For the most part, the Duterte-Marcos ticket got the Overseas Filipino Workers (OFWs) vote except in the US, where Filipino-American organizers made sure they lost.  If they continued to work against Duterte, that’s a reason for hope. If an OFW sends money home, she’s seen as the head of her clan.  What she says is law, and she can dictate who to vote for in any election. If there are fifty voters in her clan, and she says who to vote for, her word immediately translates to fifty votes. So I said, “|Educate your own relatives in the Philippines. Tell them what’s really going on. Break the apathy. As the breadwinner you have a very strong voice.” To Filipino American students, I said, “Use social media to expose things like the extra-judicial killings. If you’ve read the Times article with the photo essay of the killings, share it with your relatives in the Philippines. Maybe they don’t realize what’s going on and hearing it from you will make them think.”

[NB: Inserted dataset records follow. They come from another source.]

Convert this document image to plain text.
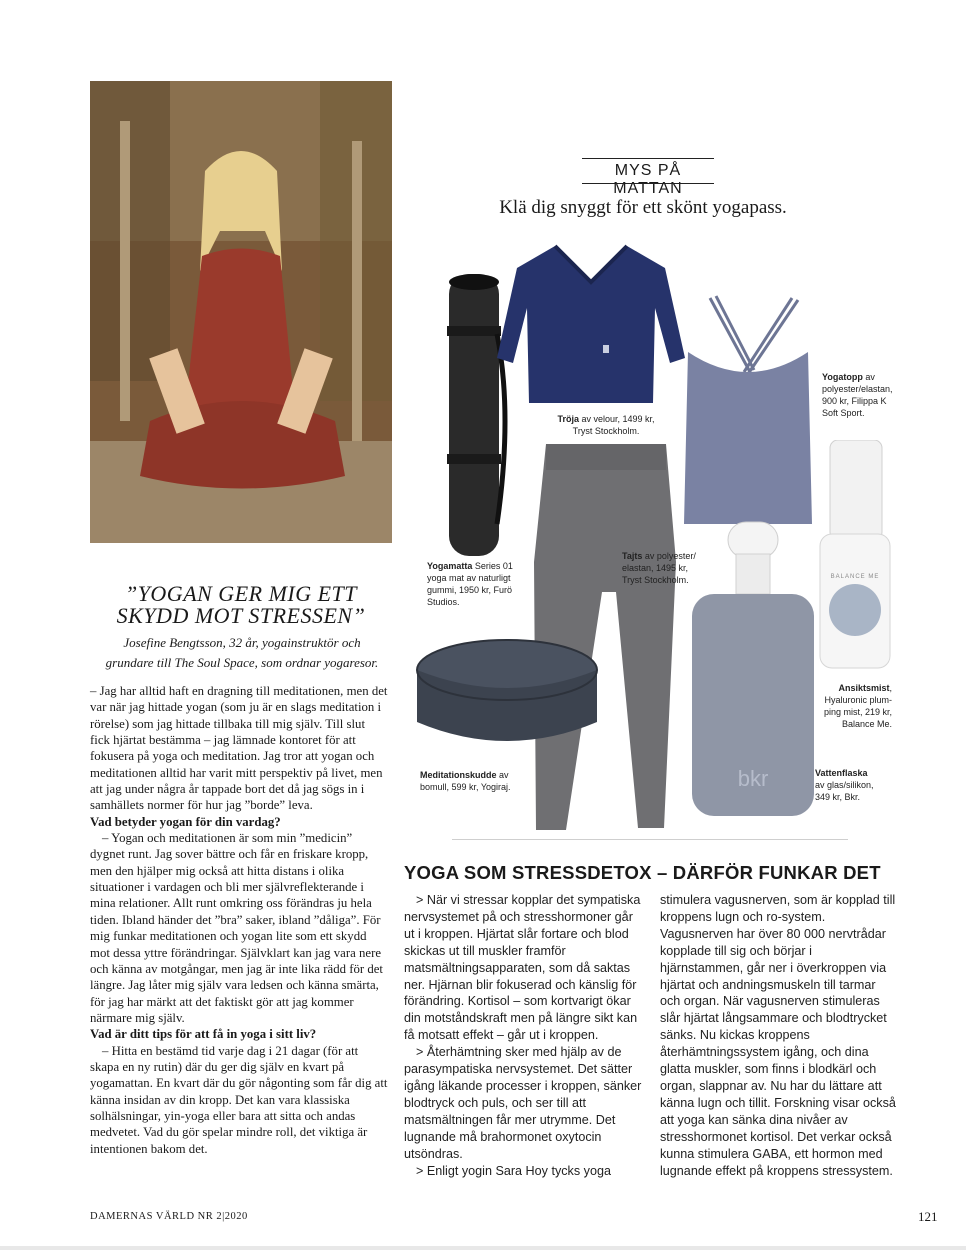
”YOGAN GER MIG ETT
SKYDD MOT STRESSEN”
Josefine Bengtsson, 32 år, yogainstruktör och
grundare till The Soul Space, som ordnar yogaresor.

– Jag har alltid haft en dragning till meditationen, men det var när jag hittade yogan (som ju är en slags meditation i rörelse) som jag hittade tillbaka till mig själv. Till slut fick hjärtat bestämma – jag lämnade kontoret för att fokusera på yoga och meditation. Jag tror att yogan och meditationen alltid har varit mitt perspektiv på livet, men att jag under några år tappade bort det då jag sögs in i samhällets normer för hur jag ”borde” leva.

Vad betyder yogan för din vardag?

– Yogan och meditationen är som min ”medicin” dygnet runt. Jag sover bättre och får en friskare kropp, men den hjälper mig också att hitta distans i olika situationer i vardagen och bli mer självreflekterande i mina relationer. Allt runt omkring oss förändras ju hela tiden. Ibland händer det ”bra” saker, ibland ”dåliga”. För mig funkar meditationen och yogan lite som ett skydd mot dessa yttre förändringar. Självklart kan jag vara nere och känna av motgångar, men jag är inte lika rädd för det längre. Jag låter mig själv vara ledsen och känna smärta, för jag har märkt att det faktiskt gör att jag kommer närmare mig själv.

Vad är ditt tips för att få in yoga i sitt liv?

– Hitta en bestämd tid varje dag i 21 dagar (för att skapa en ny rutin) där du ger dig själv en kvart på yogamattan. En kvart där du gör någonting som får dig att känna insidan av din kropp. Det kan vara klassiska solhälsningar, yin-yoga eller bara att sitta och andas medvetet. Vad du gör spelar mindre roll, det viktiga är intentionen bakom det.

MYS PÅ MATTAN
Klä dig snyggt för ett skönt yogapass.
BALANCE ME
bkr
Tröja av velour, 1499 kr,
Tryst Stockholm.
Yogatopp av
polyester/elastan,
900 kr, Filippa K
Soft Sport.
Yogamatta Series 01
yoga mat av naturligt
gummi, 1950 kr, Furö
Studios.
Tajts av polyester/
elastan, 1495 kr,
Tryst Stockholm.
Ansiktsmist,
Hyaluronic plum-
ping mist, 219 kr,
Balance Me.
Meditationskudde av
bomull, 599 kr, Yogiraj.
Vattenflaska
av glas/silikon,
349 kr, Bkr.
YOGA SOM STRESSDETOX – DÄRFÖR FUNKAR DET

> När vi stressar kopplar det sympatiska nervsystemet på och stresshormoner går ut i kroppen. Hjärtat slår fortare och blod skickas ut till muskler framför matsmältningsapparaten, som då saktas ner. Hjärnan blir fokuserad och känslig för förändring. Kortisol – som kortvarigt ökar din motståndskraft men på längre sikt kan få motsatt effekt – går ut i kroppen.

> Återhämtning sker med hjälp av de parasympatiska nervsystemet. Det sätter igång läkande processer i kroppen, sänker blodtryck och puls, och ser till att matsmältningen får mer utrymme. Det lugnande må brahormonet oxytocin utsöndras.

> Enligt yogin Sara Hoy tycks yoga

stimulera vagusnerven, som är kopplad till kroppens lugn och ro-system. Vagusnerven har över 80 000 nervtrådar kopplade till sig och börjar i hjärnstammen, går ner i överkroppen via hjärtat och andningsmuskeln till tarmar och organ. När vagusnerven stimuleras slår hjärtat långsammare och blodtrycket sänks. Nu kickas kroppens återhämtningssystem igång, och dina glatta muskler, som finns i blodkärl och organ, slappnar av. Nu har du lättare att känna lugn och tillit. Forskning visar också att yoga kan sänka dina nivåer av stresshormonet kortisol. Det verkar också kunna stimulera GABA, ett hormon med lugnande effekt på kroppens stressystem.

DAMERNAS VÄRLD NR 2|2020	121
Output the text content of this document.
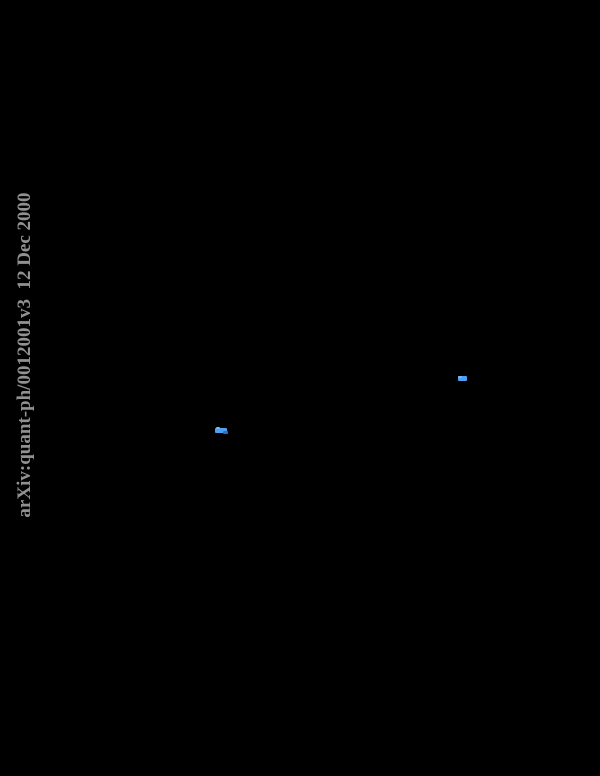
arXiv:quant-ph/0012001v3  12 Dec 2000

When I come to Manila I often get into a conversation with the taxi driver. Some agree with me about what’s going on. One said that he didn’t like the killings because it wasn’t just drug addicts that were being killed, it was also bystanders and little children and witnesses to killings. But others have said they felt attacks on taxi drivers had gone down and they personally felt much safer. One even said that anyone who objected to the killings was probably using drugs himself.

I know. I get startled when I listen to Fox News—like, what?  Some of the taxi drivers listen to rightwing radio all day. How do you fight that?

Tourism is down, Filipino debt is in the billions again and rising. And then there really is no program for the poor. Even in Marawi at the relief centers are run by private individuals, civil society groups or the army.  Duterte is doing nothing except his drug war. Investors are scared.

They’re leaving. The dollar is 50.45 pesos now? Even after Duterte’s term is up in six years, who will pay for the billions in loans? We haven’t even finished paying off the Marcos loans yet.